Haweswater by Sarah Hall (response to Historical Tapestry's Alphabet Challenge)
This fortnight's letter H finds itself in the title and the author's name in this novel of how the progress of man can forever change a landscape. In England in 1936, the installation of a dam means the destruction of a small town. Hall chronicles the last year of the doomed town and the unlikely romance of the tomboyish young advocate for its salvation and the government man whose job is to make its transition into oblivion as easy as possible.
The premise is beautiful. Haunting and yet solidly grounded in historical fact, the story of the town that disappeared beneath the water captured my attention. And Hall's writing is evocative and complex, as well, turning many lovely phrases.

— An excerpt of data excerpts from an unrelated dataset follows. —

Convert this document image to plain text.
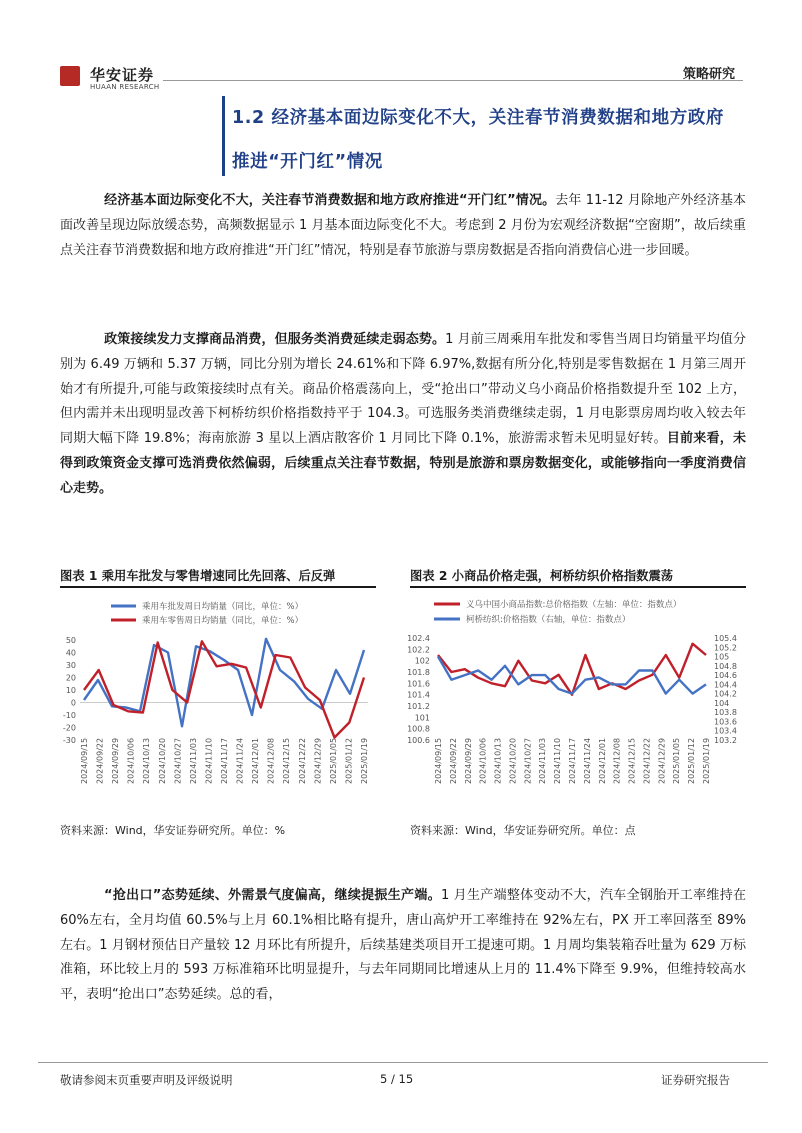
华安证券
HUAAN RESEARCH
策略研究
1.2 经济基本面边际变化不大，关注春节消费数据和地方政府
推进“开门红”情况
经济基本面边际变化不大，关注春节消费数据和地方政府推进“开门红”情况。去年 11-12 月除地产外经济基本面改善呈现边际放缓态势，高频数据显示 1 月基本面边际变化不大。考虑到 2 月份为宏观经济数据“空窗期”，故后续重点关注春节消费数据和地方政府推进“开门红”情况，特别是春节旅游与票房数据是否指向消费信心进一步回暖。
政策接续发力支撑商品消费，但服务类消费延续走弱态势。1 月前三周乘用车批发和零售当周日均销量平均值分别为 6.49 万辆和 5.37 万辆，同比分别为增长 24.61%和下降 6.97%,数据有所分化,特别是零售数据在 1 月第三周开始才有所提升,可能与政策接续时点有关。商品价格震荡向上，受“抢出口”带动义乌小商品价格指数提升至 102 上方，但内需并未出现明显改善下柯桥纺织价格指数持平于 104.3。可选服务类消费继续走弱，1 月电影票房周均收入较去年同期大幅下降 19.8%；海南旅游 3 星以上酒店散客价 1 月同比下降 0.1%，旅游需求暂未见明显好转。目前来看，未得到政策资金支撑可选消费依然偏弱，后续重点关注春节数据，特别是旅游和票房数据变化，或能够指向一季度消费信心走势。
图表 1 乘用车批发与零售增速同比先回落、后反弹	图表 2 小商品价格走强，柯桥纺织价格指数震荡
乘用车批发周日均销量（同比，单位：%）
乘用车零售周日均销量（同比，单位：%）
50
40
30
20
10
0
-10
-20
-30 2024/09/15 2024/09/22 2024/09/29 2024/10/06 2024/10/13 2024/10/20 2024/10/27 2024/11/03 2024/11/10 2024/11/17 2024/11/24 2024/12/01 2024/12/08 2024/12/15 2024/12/22 2024/12/29 2025/01/05 2025/01/12 2025/01/19
义乌中国小商品指数:总价格指数（左轴：单位：指数点）
柯桥纺织:价格指数（右轴，单位：指数点）
102.4
102.2
102
101.8
101.6
101.4
101.2
101
100.8
100.6
105.4
105.2
105
104.8
104.6
104.4
104.2
104
103.8
103.6
103.4
103.2
2024/09/15 2024/09/22 2024/09/29 2024/10/06 2024/10/13 2024/10/20 2024/10/27 2024/11/03 2024/11/10 2024/11/17 2024/11/24 2024/12/01 2024/12/08 2024/12/15 2024/12/22 2024/12/29 2025/01/05 2025/01/12 2025/01/19
资料来源：Wind，华安证券研究所。单位：%	资料来源：Wind，华安证券研究所。单位：点
“抢出口”态势延续、外需景气度偏高，继续提振生产端。1 月生产端整体变动不大，汽车全钢胎开工率维持在 60%左右，全月均值 60.5%与上月 60.1%相比略有提升，唐山高炉开工率维持在 92%左右，PX 开工率回落至 89%左右。1 月钢材预估日产量较 12 月环比有所提升，后续基建类项目开工提速可期。1 月周均集装箱吞吐量为 629 万标准箱，环比较上月的 593 万标准箱环比明显提升，与去年同期同比增速从上月的 11.4%下降至 9.9%，但维持较高水平，表明“抢出口”态势延续。总的看，
敬请参阅末页重要声明及评级说明	5 / 15	证券研究报告
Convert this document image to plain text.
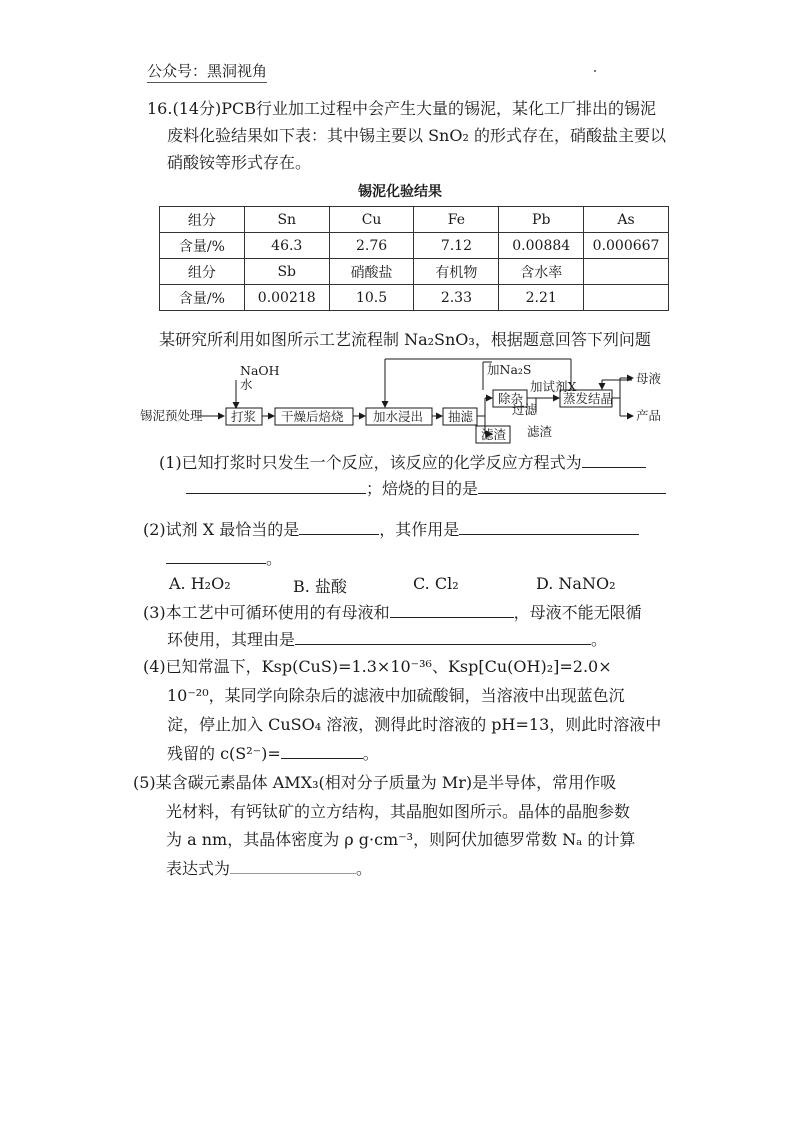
公众号：黑洞视角
16.(14分)PCB行业加工过程中会产生大量的锡泥，某化工厂排出的锡泥
废料化验结果如下表：其中锡主要以 SnO₂ 的形式存在，硝酸盐主要以
硝酸铵等形式存在。
锡泥化验结果
组分	Sn	Cu	Fe	Pb	As
含量/%	46.3	2.76	7.12	0.00884	0.000667
组分	Sb	硝酸盐	有机物	含水率	
含量/%	0.00218	10.5	2.33	2.21	
某研究所利用如图所示工艺流程制 Na₂SnO₃，根据题意回答下列问题
锡泥预处理
NaOH
水
打浆 干燥后焙烧 加水浸出 抽滤
滤渣
加Na₂S
除杂
加试剂X
过滤
滤渣
蒸发结晶
母液
产品
(1)已知打浆时只发生一个反应，该反应的化学反应方程式为
；焙烧的目的是
(2)试剂 X 最恰当的是	，其作用是
。
A. H₂O₂	B. 盐酸	C. Cl₂	D. NaNO₂
(3)本工艺中可循环使用的有母液和	，母液不能无限循
环使用，其理由是	。
(4)已知常温下，Ksp(CuS)=1.3×10⁻³⁶、Ksp[Cu(OH)₂]=2.0×
10⁻²⁰，某同学向除杂后的滤液中加硫酸铜，当溶液中出现蓝色沉
淀，停止加入 CuSO₄ 溶液，测得此时溶液的 pH=13，则此时溶液中
残留的 c(S²⁻)=	。
(5)某含碳元素晶体 AMX₃(相对分子质量为 Mr)是半导体，常用作吸
光材料，有钙钛矿的立方结构，其晶胞如图所示。晶体的晶胞参数
为 a nm，其晶体密度为 ρ g·cm⁻³，则阿伏加德罗常数 Nₐ 的计算
表达式为	。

However. I had a very difficult time feeling attached to the characters. While the place is conjured with startling immediacy, I could not say the same for the characters, whose rustic wisdom and strong personalities should have meant quick connection. For my part, I felt a distance that did not diminish over the course of the book.
I also had a problem with the predictability of Hall's story. Now, forshadowing in its place is a wonderful device that hints at something to come and gives the reader a fulfilling satisfaction when that something comes to fruition, but most of the major twists of the plot were laid out with such clarified guessability beforehand that the plot failed to take me along for the ride and left me a mere observer.
In whole, though, the real gem within this story is how Hall weaves real, otherwise obscured, events into a novel, giving us a glimpse of a forgotten place in time. Worth a read to discover this place, forever gone.